If you’re STILL struggling, sometimes I say to myself: what if this was the last time I ever saw [that person]? Or the last time they saw you? Bit dramatic but it can jolt your perspective to make your interaction a meaningful one.

6. Instagram doesn’t have to be instant.

Sort of following on from the above, the amount of times I’ve been out with pals and spent most of it looking at their lowered head while they’re busy editing, filtering, posting and captioning a photo is disturbing.

Worse still is when they try and maintain the conversation while doing so, and you can tell they’re only half listening.

I might take a couple of quick snaps if I see something Instagrammable, but I only ever post after the event.
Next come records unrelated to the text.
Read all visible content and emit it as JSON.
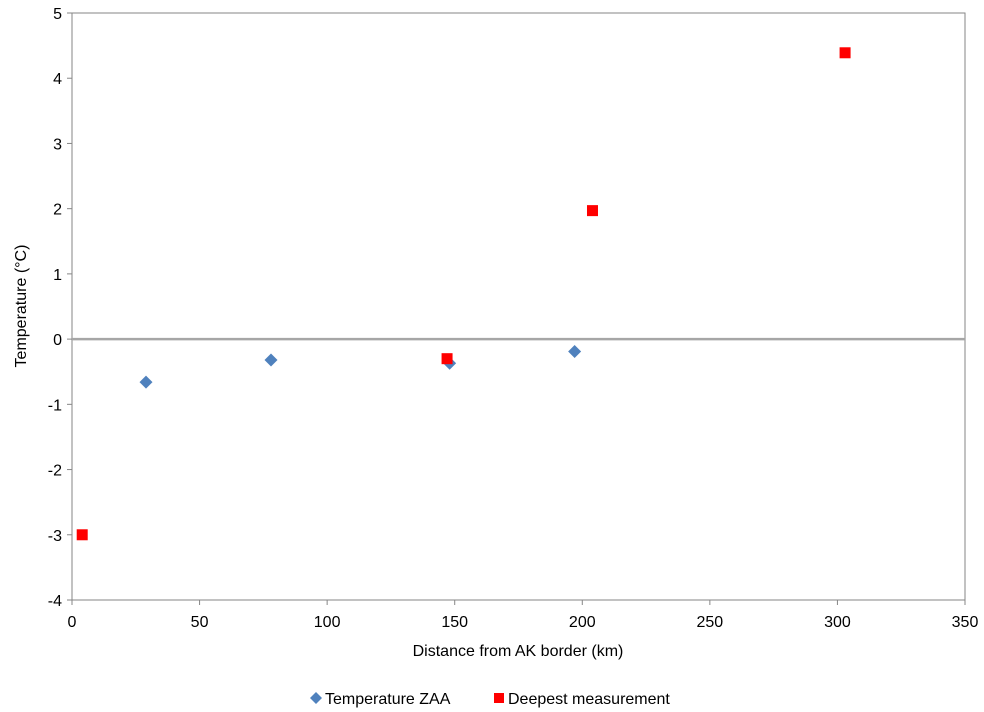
{
  "chart_data": {
    "type": "scatter",
    "title": "",
    "xlabel": "Distance from AK border (km)",
    "ylabel": "Temperature (°C)",
    "xlim": [
      0,
      350
    ],
    "ylim": [
      -4,
      5
    ],
    "xticks": [
      0,
      50,
      100,
      150,
      200,
      250,
      300,
      350
    ],
    "yticks": [
      -4,
      -3,
      -2,
      -1,
      0,
      1,
      2,
      3,
      4,
      5
    ],
    "grid": false,
    "zero_line": true,
    "legend_position": "bottom",
    "series": [
      {
        "name": "Temperature ZAA",
        "marker": "diamond",
        "color": "#4F81BD",
        "points": [
          {
            "x": 29,
            "y": -0.66
          },
          {
            "x": 78,
            "y": -0.32
          },
          {
            "x": 148,
            "y": -0.37
          },
          {
            "x": 197,
            "y": -0.19
          }
        ]
      },
      {
        "name": "Deepest measurement",
        "marker": "square",
        "color": "#FF0000",
        "points": [
          {
            "x": 4,
            "y": -3.0
          },
          {
            "x": 147,
            "y": -0.3
          },
          {
            "x": 204,
            "y": 1.97
          },
          {
            "x": 303,
            "y": 4.39
          }
        ]
      }
    ]
  }
}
7. Be more proactive, less reactive

Wah, that sounded really business jargon-y, soz. It’s ‘cos I’m currently (re)reading Stephen Covey’s The Seven Habits of Highly Effective People, and plan on doing a more focused ‘highlights’ post soon, but I’ve rediscovered his legendary time management matrix.

I’ll go into more detail in my follow-up post, but basically, it boils down to this: stop spending all your time fire-fighting (e.g. instantly replying to emails, tweets and PMs), or on trivia (e.g. mindlessly scrolling through Twitter or watching animal videos on Facebook).

You can achieve this by NOT replying to emails as soon as they come in, and allocating specific times during the day to do so instead. You can always set up an auto-responder outlining the times you check and reply to messages if you want to manage people’s expectations for your reply.

So. How do you manage your smart phone usage?